Yeah, they streamlined everything so much, which they of course had to do if they wanted to do the whole East Blue saga in 8 episodes, but I can't help but go: okay but did you have to try to do everything, though?
I suppose Arlong Park is the part that everyone loves the most so they had to get to Arlong Park to hook people.....
And since the current trend with Netflix is to make easily digestible content, they had to spell everything out and fit the story and characters into established models and remove as much complexity as possible
We have to make clear that Luffy is a Good Pirate(tm) so the audience doesn't get confused by the fact that the mc is a criminal, and we can't have him being mean to people who aren't villains and his whole thing just becomes dreams and supporting everybody's dreams all the time like it's his activation word or his hyperfixation
And of course his story ends up becoming all about proving himself to his grandpa, who just sorta let's him become a pirate I guess???? Because he laughed kinda like Roger or something???? What the fuck
Either way why does Luffy need Garp's blessing for pirating, what's the point of that plotline? Okay I know what the point is, the point is that they wanted to include Garp and give Koby and Helmeppo extra screentime but they couldn't just have the marines be an unrelated sideplot, because that's Bad Writing(tm), so they had to force them into the main plot.
Because Netflix shows are not tv shows, they're eight-hour movies. Instead of just embracing the format of an episodic adventure with a serialised plot developing in the background, they have to force it into a model where there is a clear main plot and everything has to build on that main plot and we can't just have independent episodes
And that's why the marines kinda end up becoming the Main Plot, because they're the thing that's always there... except the conclusion to that plot falls so flat and undermines the finale and muddles all the messages and all the characters' stories
Season 2 is less bad because they actually gave themselves more time and actually did something with the side characters, but it also ends up having an even less satisfying finale because they still tried so hard to turn it into an overly long movie and there just isn't conclusion to it because the conclusion doesn't happen until Alabasta. So the big conclusion ends up just being that Vivi finally accepts the Straw Hats' help and tells them the true identity of Mr. 0 which is... a guy who has never been mentioned before.
I just don't think One Piece (or A:tLA for that matter) fits into that format of an overly long movie. It's a story that's about the journey and the characters and the themes more so than the plot.
It's not that the format is fundamentally bad or anything, it's just not the right format for One Piece (or A:tLA). It's not that you can't make a One Piece movie, but it pretty much has to be a self-contained adventure. But these days nothing is allowed to just be a self-contained adventure, especially not if there's a popular IP to exploit.

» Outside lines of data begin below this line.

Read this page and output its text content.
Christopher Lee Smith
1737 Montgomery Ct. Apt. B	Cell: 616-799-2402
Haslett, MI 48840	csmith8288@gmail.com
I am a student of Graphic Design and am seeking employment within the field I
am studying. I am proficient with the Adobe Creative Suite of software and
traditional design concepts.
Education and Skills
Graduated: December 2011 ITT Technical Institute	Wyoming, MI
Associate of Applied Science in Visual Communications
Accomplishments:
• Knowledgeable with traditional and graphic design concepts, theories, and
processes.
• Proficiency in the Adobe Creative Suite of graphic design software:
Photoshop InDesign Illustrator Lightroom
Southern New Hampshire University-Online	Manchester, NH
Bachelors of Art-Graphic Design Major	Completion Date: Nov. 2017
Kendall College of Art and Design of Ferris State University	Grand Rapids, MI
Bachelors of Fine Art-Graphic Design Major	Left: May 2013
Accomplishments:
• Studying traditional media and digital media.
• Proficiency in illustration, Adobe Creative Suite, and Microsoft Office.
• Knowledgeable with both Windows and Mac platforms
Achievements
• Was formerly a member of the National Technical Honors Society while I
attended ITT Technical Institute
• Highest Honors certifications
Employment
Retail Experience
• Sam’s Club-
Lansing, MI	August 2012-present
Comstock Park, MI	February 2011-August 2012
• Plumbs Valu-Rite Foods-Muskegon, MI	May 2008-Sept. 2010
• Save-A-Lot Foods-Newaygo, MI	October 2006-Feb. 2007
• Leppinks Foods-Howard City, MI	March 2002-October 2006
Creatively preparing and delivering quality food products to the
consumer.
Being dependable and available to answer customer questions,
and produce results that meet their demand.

And they could have used the 8 episodes differently, it's actually not a bad amount of screentime, if they had just spent it on focusing on the Straw Hats (and the actual cast of the East Blue so the Straw Hats could make some actual personal connections to the people they meet and the places they visit instead to the entire East Blue feeling like just a backdrop to pirates and marines running around fighting each other). And if they had cut out the pointless marine subplot entirely.
But I guess they couldn't justify the budget they would need for all this without making it more epic and cinematic and more like one big movie... because episodic stories are unpopular nowadays
And I mean I guess it did succeed regardless, although I truly don't understand why. I still don't know why people liked OPLA, it baffles me
... sorry about the incoherent rant, I just can't get over it because I keep hearing people praise OPLA and I keep hearing people talk about how it "improved" things... and I don't get it. For the most part at least, I guess there are a handful of things that I did like better about OPLA (like actual variation in skintones for example), but they aren't enough to save it for me, and constantly hearing about it and needing to be polite about it is driving me insane
I have too many friends who like it and this blog is basically my only outlet for expressing my OPLA hatred orz
Also I do just hate trends in screenwriting that it embodies too, I hate streamlined writing, I hate characters spelling out the story for the audience, I hate the weird ass moral double-standards of both needing to be more edgy but also at the same time more palatable, etc.